A "BULLET-PROOF" BREAST-
IT'S CONFIDENT INVENTOR.
MAJOR PARNELL MAKES A TEST.
The other day (says the Melbourne "Argus") a man walked into the Victoria Barracks, and asked to see the commandant. He had a parcel in his hand, and described himself as an inventor. What had he invented? Oh, it was just a little thing of his own. Would the General look at it? No, he had no time just then. The visitor should call again -or, better, let him see Major Parnell. Yes, the inventor could see him. He did.
"It is a breastplate, I have invented," said the man, as he drew out a thick, oval-shaped sheet of silver-like, metal. It looked solid, yet it was light. The major expressed his astonishment. The inventor smiled, "That is my secret," he said "That shield, sir, is bullet-proof. A Victorian soldier with one of those on his breast can face-"
"It seems extraordinary," said the major. "How do you know it will do all you say? There is only one way to test its powers." "Any test you like," said the inventor, proudly "We will try it with the revolver first," said the major, as he put a full round of cartridges into his Webley repeater, and led the way to the shooting alley. The breastplate was hung up at a range of about twenty-five yards, and as the major raised his tiny weapon to fire the inventor looked on confidently.

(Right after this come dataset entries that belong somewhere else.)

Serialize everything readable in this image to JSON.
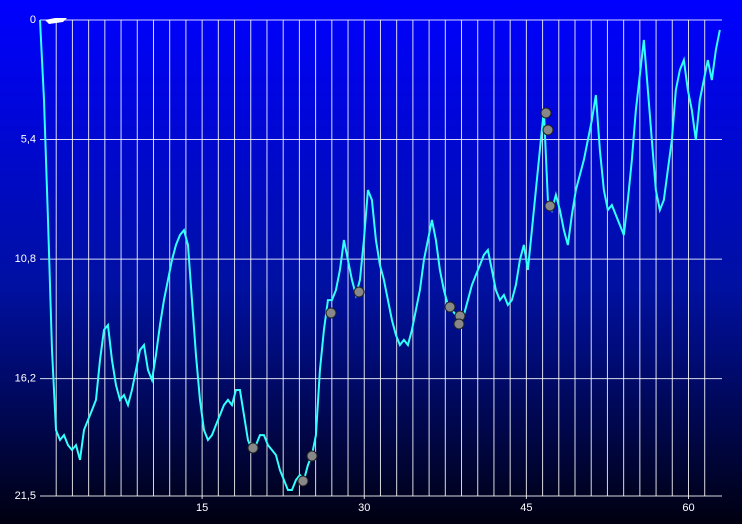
{
  "chart_data": {
    "type": "line",
    "x": [
      0,
      0.37,
      0.74,
      1.11,
      1.48,
      1.85,
      2.22,
      2.59,
      2.96,
      3.33,
      3.7,
      4.07,
      4.44,
      4.81,
      5.18,
      5.55,
      5.92,
      6.29,
      6.66,
      7.03,
      7.4,
      7.77,
      8.14,
      8.51,
      8.88,
      9.25,
      9.62,
      9.99,
      10.36,
      10.73,
      11.1,
      11.47,
      11.84,
      12.21,
      12.58,
      12.95,
      13.32,
      13.69,
      14.06,
      14.43,
      14.8,
      15.17,
      15.54,
      15.91,
      16.28,
      16.65,
      17.02,
      17.39,
      17.76,
      18.13,
      18.5,
      18.87,
      19.24,
      19.61,
      19.98,
      20.35,
      20.72,
      21.09,
      21.46,
      21.83,
      22.2,
      22.57,
      22.94,
      23.31,
      23.68,
      24.05,
      24.42,
      24.79,
      25.16,
      25.53,
      25.9,
      26.27,
      26.64,
      27.01,
      27.38,
      27.75,
      28.12,
      28.49,
      28.86,
      29.23,
      29.6,
      29.97,
      30.34,
      30.71,
      31.08,
      31.45,
      31.82,
      32.19,
      32.56,
      32.93,
      33.3,
      33.67,
      34.04,
      34.41,
      34.78,
      35.15,
      35.52,
      35.89,
      36.26,
      36.63,
      37,
      37.37,
      37.74,
      38.11,
      38.48,
      38.85,
      39.22,
      39.59,
      39.96,
      40.33,
      40.7,
      41.07,
      41.44,
      41.81,
      42.18,
      42.55,
      42.92,
      43.29,
      43.66,
      44.03,
      44.4,
      44.77,
      45.14,
      45.51,
      45.88,
      46.25,
      46.62,
      46.99,
      47.36,
      47.73,
      48.1,
      48.47,
      48.84,
      49.21,
      49.58,
      49.95,
      50.32,
      50.69,
      51.06,
      51.43,
      51.8,
      52.17,
      52.54,
      52.91,
      53.28,
      53.65,
      54.02,
      54.39,
      54.76,
      55.13,
      55.5,
      55.87,
      56.24,
      56.61,
      56.98,
      57.35,
      57.72,
      58.09,
      58.46,
      58.83,
      59.2,
      59.57,
      59.94,
      60.31,
      60.68,
      61.05,
      61.42,
      61.79,
      62.16,
      62.53,
      62.9
    ],
    "series": [
      {
        "color": "#33ffff",
        "values": [
          0,
          3.61,
          9.03,
          14.91,
          18.52,
          18.97,
          18.75,
          19.2,
          19.42,
          19.2,
          19.87,
          18.52,
          18.07,
          17.62,
          17.16,
          15.36,
          14.0,
          13.78,
          15.36,
          16.49,
          17.16,
          16.94,
          17.39,
          16.71,
          15.81,
          14.91,
          14.68,
          15.81,
          16.26,
          15.13,
          13.78,
          12.65,
          11.74,
          10.84,
          10.16,
          9.71,
          9.49,
          10.16,
          12.65,
          15.13,
          17.16,
          18.52,
          18.97,
          18.75,
          18.29,
          17.84,
          17.39,
          17.16,
          17.39,
          16.71,
          16.71,
          17.84,
          18.97,
          19.42,
          19.2,
          18.75,
          18.75,
          19.2,
          19.42,
          19.65,
          20.33,
          20.78,
          21.23,
          21.23,
          20.78,
          20.55,
          20.78,
          20.1,
          19.65,
          18.75,
          15.81,
          14.0,
          12.65,
          12.65,
          12.2,
          11.29,
          9.94,
          10.84,
          11.74,
          12.42,
          11.74,
          9.94,
          7.68,
          8.13,
          9.94,
          11.07,
          11.74,
          12.65,
          13.55,
          14.23,
          14.68,
          14.45,
          14.68,
          14.0,
          13.1,
          12.2,
          10.84,
          9.94,
          9.03,
          9.94,
          11.29,
          12.2,
          12.87,
          13.1,
          13.32,
          13.55,
          13.32,
          12.65,
          11.97,
          11.52,
          11.07,
          10.61,
          10.39,
          11.29,
          12.2,
          12.65,
          12.42,
          12.87,
          12.65,
          11.97,
          10.84,
          10.16,
          11.29,
          9.49,
          7.68,
          5.87,
          4.07,
          8.13,
          8.58,
          7.9,
          8.58,
          9.49,
          10.16,
          8.81,
          7.68,
          7.0,
          6.32,
          5.42,
          4.52,
          3.39,
          5.87,
          7.68,
          8.58,
          8.36,
          8.81,
          9.26,
          9.71,
          8.13,
          6.32,
          4.07,
          2.48,
          0.9,
          3.16,
          5.42,
          7.68,
          8.58,
          8.13,
          6.77,
          5.42,
          3.16,
          2.26,
          1.81,
          3.16,
          4.07,
          5.42,
          3.61,
          2.71,
          1.81,
          2.71,
          1.36,
          0.45
        ]
      }
    ],
    "xlim": [
      0,
      63.1
    ],
    "xticks": [
      15,
      30,
      45,
      60
    ],
    "xgrid": [
      1.5,
      3,
      4.5,
      6,
      7.5,
      9,
      10.5,
      12,
      13.5,
      15,
      16.5,
      18,
      19.5,
      21,
      22.5,
      24,
      25.5,
      27,
      28.5,
      30,
      31.5,
      33,
      34.5,
      36,
      37.5,
      39,
      40.5,
      42,
      43.5,
      45,
      46.5,
      48,
      49.5,
      51,
      52.5,
      54,
      55.5,
      57,
      58.5,
      60,
      61.5
    ],
    "ylim": [
      0,
      21.5
    ],
    "y_inverted": true,
    "yticks": [
      0,
      {
        "value": 5.4,
        "label": "5,4"
      },
      {
        "value": 10.8,
        "label": "10,8"
      },
      {
        "value": 16.2,
        "label": "16,2"
      },
      {
        "value": 21.5,
        "label": "21,5"
      }
    ],
    "grid": true
  }
}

Bang! The Victorian soldier behind that breastplate would have had such a stream of daylight let into him that his bones would have remained in South Africa. " Try it again," said the inventor, slightly crestfallen "Hit more in the middle."
Bang! It was fair through the centre, a hole I that you could put your finger into. The inventor's jaw dropped Bang! bang! bang! His bulletproof breastplate was more like a colander now.

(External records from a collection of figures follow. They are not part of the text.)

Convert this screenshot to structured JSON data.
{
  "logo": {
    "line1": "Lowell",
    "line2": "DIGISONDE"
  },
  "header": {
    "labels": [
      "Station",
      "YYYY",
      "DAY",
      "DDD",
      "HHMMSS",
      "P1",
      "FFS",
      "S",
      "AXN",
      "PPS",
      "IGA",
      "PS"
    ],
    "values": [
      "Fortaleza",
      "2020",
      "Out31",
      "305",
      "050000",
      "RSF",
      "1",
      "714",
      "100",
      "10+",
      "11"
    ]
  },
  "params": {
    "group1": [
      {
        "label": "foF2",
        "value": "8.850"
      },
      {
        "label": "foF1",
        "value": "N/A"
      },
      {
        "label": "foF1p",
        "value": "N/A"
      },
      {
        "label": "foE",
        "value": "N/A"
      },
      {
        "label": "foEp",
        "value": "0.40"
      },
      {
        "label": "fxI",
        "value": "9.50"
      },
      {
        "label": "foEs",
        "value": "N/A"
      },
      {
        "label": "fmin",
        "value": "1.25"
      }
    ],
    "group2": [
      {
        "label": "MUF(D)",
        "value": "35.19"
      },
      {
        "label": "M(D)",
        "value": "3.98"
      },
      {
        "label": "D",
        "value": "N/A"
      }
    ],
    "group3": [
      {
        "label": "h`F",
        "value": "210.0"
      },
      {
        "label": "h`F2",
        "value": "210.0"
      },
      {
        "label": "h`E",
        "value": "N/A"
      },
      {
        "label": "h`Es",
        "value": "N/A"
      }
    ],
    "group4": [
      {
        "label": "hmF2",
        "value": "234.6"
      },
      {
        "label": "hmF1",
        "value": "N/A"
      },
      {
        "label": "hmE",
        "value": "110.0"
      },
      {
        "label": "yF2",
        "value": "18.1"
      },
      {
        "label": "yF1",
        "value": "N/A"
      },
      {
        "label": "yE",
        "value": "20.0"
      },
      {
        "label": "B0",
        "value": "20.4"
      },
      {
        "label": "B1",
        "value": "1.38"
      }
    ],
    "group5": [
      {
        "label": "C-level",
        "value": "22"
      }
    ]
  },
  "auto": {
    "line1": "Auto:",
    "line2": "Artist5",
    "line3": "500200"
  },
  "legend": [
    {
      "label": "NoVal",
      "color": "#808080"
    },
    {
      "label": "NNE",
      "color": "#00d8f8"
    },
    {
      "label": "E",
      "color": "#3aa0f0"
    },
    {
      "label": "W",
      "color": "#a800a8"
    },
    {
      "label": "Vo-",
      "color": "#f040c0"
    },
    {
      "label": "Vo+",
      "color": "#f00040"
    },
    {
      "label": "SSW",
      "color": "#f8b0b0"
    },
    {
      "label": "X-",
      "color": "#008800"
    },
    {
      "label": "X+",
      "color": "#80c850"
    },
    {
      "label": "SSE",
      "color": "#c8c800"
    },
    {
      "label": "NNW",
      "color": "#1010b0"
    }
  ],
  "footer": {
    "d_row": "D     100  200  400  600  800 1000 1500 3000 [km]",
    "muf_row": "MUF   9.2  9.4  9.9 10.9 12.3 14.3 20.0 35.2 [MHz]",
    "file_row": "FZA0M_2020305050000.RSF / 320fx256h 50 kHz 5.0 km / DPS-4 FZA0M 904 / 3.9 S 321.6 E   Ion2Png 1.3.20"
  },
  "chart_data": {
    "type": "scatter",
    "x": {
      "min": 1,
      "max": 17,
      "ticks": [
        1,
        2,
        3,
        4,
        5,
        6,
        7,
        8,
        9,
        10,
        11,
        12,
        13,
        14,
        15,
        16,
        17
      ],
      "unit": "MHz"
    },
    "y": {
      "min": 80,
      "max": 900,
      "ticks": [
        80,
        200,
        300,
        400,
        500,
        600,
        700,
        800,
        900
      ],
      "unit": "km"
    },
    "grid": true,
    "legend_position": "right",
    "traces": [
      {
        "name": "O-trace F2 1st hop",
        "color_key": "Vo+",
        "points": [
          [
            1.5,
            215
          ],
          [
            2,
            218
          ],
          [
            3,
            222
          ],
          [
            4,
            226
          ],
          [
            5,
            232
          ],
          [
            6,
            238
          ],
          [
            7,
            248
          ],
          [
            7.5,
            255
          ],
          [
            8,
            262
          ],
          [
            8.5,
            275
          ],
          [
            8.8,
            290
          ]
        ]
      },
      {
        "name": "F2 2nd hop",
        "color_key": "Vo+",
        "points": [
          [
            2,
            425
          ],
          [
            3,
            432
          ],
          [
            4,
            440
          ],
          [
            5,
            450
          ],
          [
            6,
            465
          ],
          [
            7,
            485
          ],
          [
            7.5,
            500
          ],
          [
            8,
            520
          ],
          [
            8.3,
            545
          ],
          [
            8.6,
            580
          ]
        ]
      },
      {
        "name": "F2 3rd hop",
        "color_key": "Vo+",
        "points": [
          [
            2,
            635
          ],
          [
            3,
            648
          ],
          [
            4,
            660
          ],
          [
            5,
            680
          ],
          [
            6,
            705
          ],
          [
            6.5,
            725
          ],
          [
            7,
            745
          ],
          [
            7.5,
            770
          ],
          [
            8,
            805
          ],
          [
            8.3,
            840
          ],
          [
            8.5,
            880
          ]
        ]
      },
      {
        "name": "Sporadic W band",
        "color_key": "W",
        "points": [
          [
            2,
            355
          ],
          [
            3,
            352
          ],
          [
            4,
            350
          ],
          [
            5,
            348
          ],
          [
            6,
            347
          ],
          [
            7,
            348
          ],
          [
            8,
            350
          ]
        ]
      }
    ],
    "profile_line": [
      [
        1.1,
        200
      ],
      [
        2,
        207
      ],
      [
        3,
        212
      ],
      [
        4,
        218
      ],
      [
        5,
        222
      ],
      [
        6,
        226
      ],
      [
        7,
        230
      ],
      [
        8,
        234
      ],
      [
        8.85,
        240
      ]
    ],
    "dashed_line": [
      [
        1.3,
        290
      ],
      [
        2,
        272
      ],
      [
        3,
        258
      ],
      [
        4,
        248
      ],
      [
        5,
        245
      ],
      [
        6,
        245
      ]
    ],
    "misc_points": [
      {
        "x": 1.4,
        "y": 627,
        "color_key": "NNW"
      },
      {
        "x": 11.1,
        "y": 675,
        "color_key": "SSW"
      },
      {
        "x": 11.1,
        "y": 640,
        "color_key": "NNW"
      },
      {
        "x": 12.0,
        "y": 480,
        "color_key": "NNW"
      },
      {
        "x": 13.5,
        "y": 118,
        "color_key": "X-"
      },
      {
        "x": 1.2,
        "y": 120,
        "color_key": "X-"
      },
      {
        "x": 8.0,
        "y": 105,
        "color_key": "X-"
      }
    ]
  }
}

"I don't think we need try the rifle," said the major " You see, one of these .303 bullets will penetrate 12in of solid teak at 100 yards and then kill a man on the other side Would you like to see it-"
The inventor was satisfied, as he lifted down the remains of his breastplate and examined the ruin. From each hole puffs of white cotton-wool protruded. "Hello' what's this?" asked a bystander, as he dragged the wool through with his fingers. "Oh that was my secret," answered the inventor, with a sigh, as he walked away.
(The Sydney Morning Herald, Sydney NSW, Thursday 4 Jan, 1900)
Trev and any other interested Forum member
An obvious conclusion from the Timaru Herald of 3/2/1900. And, if a lead .455" projectile would punch through whatever it was that the inventor provided for Maj. Parnell to test at Vic Barracks, the shield was not up to much.
Over the years, the Forum has seen a couple of topics about the inventors of body shields etc., and what those inventors all those years ago have failed to realise is that the striking energy of a .303" Mk.2 or 7mm Mauser projectile at say 400y is upwards of 900 foot-pounds. For an individual wearing such an encumbrance, imagine the effect of a nine hundred pound weight trip-hammer striking upon it. Apart from knocking that unfortunate on his back, it would break every bone in his rib cage at least.
These days, with modern materials and ceramic plates, body armour is commonplace. But it is never as effective as it is on TV dramas.